Modeling the impact of data sharing on variant classification

Abstract

Objective: Many genetic variants are classified, but many more are variants of uncertain significance (VUS). Clinical observations of patients and their families may provide sufficient evidence to classify VUS. Understanding how long it takes to accumulate sufficient patient data to classify VUS can inform decisions in data sharing, disease management, and functional assay development.

Materials and methods: Our software models the accumulation of clinical evidence (and excludes all other types of evidence) to measure their unique impact on variant interpretation. We illustrate the time and probability for VUS classification when laboratories share evidence, when they silo evidence, and when they share only variant interpretations.

Results: Using conservative assumptions for frequencies of observed clinical evidence, our models show the probability of classifying rare pathogenic variants with an allele frequency of 1/100 000 increases from less than 25% with no data sharing to nearly 80% after one year when labs share data, with nearly 100% classification after 5 years. Conversely, our models found that extremely rare (1/1 000 000) variants have a low probability of classification using only clinical data.

Discussion: These results quantify the utility of data sharing and demonstrate the importance of alternative lines of evidence for interpreting rare variants. Understanding variant classification circumstances and timelines provides valuable insight for data owners, patients, and service providers. While our modeling parameters are based on our own assumptions of the rate of accumulation of clinical observations, users may download the software and run simulations with updated parameters.

Conclusions: The modeling software is available at https://github.com/BRCAChallenge/classification-timelines.

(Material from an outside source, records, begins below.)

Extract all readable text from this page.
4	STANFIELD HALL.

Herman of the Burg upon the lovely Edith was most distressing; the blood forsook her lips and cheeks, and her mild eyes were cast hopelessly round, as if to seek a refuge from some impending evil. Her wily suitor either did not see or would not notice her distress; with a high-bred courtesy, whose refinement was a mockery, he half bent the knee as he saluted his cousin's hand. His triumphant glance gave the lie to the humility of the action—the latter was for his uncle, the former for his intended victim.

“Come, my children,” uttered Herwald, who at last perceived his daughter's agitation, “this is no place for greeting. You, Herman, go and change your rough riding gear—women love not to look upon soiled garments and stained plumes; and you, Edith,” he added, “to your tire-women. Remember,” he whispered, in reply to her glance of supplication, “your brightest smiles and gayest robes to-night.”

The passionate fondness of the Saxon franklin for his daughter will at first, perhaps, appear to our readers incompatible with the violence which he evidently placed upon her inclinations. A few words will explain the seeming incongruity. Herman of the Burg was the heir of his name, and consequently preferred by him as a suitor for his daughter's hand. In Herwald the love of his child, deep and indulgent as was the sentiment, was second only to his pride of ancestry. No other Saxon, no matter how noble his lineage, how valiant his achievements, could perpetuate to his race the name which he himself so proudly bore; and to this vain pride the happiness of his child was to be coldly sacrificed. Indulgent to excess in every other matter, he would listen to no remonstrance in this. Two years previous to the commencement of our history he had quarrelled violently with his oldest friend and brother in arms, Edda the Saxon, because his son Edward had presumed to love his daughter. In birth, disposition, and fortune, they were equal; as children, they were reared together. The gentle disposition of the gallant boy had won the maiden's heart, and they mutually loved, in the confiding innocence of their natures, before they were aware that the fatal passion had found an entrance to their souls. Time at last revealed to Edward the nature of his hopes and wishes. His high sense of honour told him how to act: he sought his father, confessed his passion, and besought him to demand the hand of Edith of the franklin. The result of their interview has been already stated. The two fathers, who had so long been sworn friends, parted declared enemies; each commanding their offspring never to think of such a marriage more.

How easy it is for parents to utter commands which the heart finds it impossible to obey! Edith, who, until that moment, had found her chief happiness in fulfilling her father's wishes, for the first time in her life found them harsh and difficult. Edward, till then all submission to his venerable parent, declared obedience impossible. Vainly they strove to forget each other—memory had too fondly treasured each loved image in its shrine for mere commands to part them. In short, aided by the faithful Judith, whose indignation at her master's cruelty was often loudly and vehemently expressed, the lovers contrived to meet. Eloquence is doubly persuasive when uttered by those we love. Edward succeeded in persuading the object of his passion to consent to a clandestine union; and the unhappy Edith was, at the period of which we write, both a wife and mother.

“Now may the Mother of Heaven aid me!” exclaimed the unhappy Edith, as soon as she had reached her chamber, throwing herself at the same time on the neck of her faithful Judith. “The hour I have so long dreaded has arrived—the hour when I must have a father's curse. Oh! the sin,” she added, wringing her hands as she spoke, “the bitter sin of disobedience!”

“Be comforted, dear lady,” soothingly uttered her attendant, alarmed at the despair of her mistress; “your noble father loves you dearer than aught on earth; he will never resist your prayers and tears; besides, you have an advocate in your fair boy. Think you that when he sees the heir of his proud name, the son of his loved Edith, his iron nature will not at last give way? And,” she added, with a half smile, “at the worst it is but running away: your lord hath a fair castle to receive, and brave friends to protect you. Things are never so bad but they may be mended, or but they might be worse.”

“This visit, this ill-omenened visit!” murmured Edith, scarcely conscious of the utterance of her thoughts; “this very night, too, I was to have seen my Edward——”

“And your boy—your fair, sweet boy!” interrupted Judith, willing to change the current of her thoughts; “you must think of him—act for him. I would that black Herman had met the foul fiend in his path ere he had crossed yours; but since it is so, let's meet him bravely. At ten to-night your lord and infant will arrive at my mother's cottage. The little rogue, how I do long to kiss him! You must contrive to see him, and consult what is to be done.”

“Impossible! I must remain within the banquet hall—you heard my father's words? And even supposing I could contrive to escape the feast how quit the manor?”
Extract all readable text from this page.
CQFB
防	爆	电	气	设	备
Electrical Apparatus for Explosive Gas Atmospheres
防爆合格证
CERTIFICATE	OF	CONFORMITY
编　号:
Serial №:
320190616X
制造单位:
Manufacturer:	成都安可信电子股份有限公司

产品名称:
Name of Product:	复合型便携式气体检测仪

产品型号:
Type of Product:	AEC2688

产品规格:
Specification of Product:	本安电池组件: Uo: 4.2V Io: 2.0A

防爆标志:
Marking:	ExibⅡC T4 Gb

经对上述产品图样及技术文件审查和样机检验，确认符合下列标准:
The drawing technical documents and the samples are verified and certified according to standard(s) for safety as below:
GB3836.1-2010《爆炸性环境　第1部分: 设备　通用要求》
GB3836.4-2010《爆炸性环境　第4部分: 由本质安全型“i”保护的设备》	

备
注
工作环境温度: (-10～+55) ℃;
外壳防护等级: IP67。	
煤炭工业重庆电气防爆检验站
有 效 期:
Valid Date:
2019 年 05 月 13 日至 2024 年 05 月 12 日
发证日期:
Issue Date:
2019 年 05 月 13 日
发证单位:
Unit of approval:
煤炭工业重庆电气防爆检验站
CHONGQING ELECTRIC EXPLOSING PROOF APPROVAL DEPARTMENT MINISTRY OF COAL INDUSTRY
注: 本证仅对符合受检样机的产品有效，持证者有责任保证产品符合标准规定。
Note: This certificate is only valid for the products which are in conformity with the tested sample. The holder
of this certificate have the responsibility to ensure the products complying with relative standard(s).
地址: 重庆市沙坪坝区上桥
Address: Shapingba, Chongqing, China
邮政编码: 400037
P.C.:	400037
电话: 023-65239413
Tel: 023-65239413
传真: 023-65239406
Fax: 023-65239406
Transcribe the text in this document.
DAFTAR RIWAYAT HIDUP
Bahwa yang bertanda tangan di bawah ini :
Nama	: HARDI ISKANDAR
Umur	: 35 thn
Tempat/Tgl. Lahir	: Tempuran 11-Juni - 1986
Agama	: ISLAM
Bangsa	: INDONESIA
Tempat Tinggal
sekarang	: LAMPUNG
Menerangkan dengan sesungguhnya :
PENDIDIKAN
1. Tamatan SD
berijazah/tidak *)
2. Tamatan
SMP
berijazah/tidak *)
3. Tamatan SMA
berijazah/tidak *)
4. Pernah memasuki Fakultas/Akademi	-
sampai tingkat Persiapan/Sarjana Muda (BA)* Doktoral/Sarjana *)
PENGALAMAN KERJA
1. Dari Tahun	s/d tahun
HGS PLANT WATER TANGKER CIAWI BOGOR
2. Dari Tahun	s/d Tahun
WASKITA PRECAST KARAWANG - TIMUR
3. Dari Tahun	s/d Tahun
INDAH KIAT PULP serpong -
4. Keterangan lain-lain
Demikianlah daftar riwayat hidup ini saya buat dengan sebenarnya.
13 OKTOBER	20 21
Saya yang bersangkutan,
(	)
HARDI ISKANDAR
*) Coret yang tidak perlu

Keywords: benign; classification; genetic variation; modeling; pathogenic.

Figure 1.

Histograms of cumulative log odds for classifying each of 1000 simulated variants present at a 1e−05 frequency in the population. Classification thresholds are demarcated as vertical hash lines.

Figure 2.

Classification trajectories for 20 randomly selected variants at 1e−05 frequency in the population. Classification thresholds are demarcated as horizontal hash lines in the timeline plots.

Figure 3.

Classification probabilities over the course of 5 years. The y-axis of these plots is the probability of classifying the variant, converted from the aggregated likelihoods of pathogenicity generated in the simulations. Year 0 constitutes the time just before the sequencing centers share their data and all the variants are unclassified. Year 1 constitutes the moment just after the sequencing centers share their data. As time progresses and more evidence becomes available, some of the variants which were LB get “promoted” to B, and similarly some of the variants which were LP get “promoted” to P. B: Benign; LB: Likely Benign; LP: Likely Pathogenic; P: Pathogenic.

Figure 4.

Sensitivity of variant classification to the frequency of observing ACMG/AMP evidence criteria. These “high” and “low” values are taken from the confidence intervals in Table 1. (A) Tornado plot for the sensitivity of Pathogenic and Likely Pathogenic variants. (B) Tornado plot for the sensitivity of Benign and Likely Benign variants. ACMG: American College of Medical Genetics; AMP: Association for Molecular Pathology.

Figure 5.

Probabilities of classifying variants at 1e−06 frequency plotted over the course of 5 years. The y-axis of these plots is the probability of classifying the variant, converted from the aggregated likelihoods of pathogenicity generated in the simulations. Year 0 constitutes the time just before the sequencing centers share their data and all the variants are unclassified. Year 1 constitutes the moment just after the sequencing centers share their data.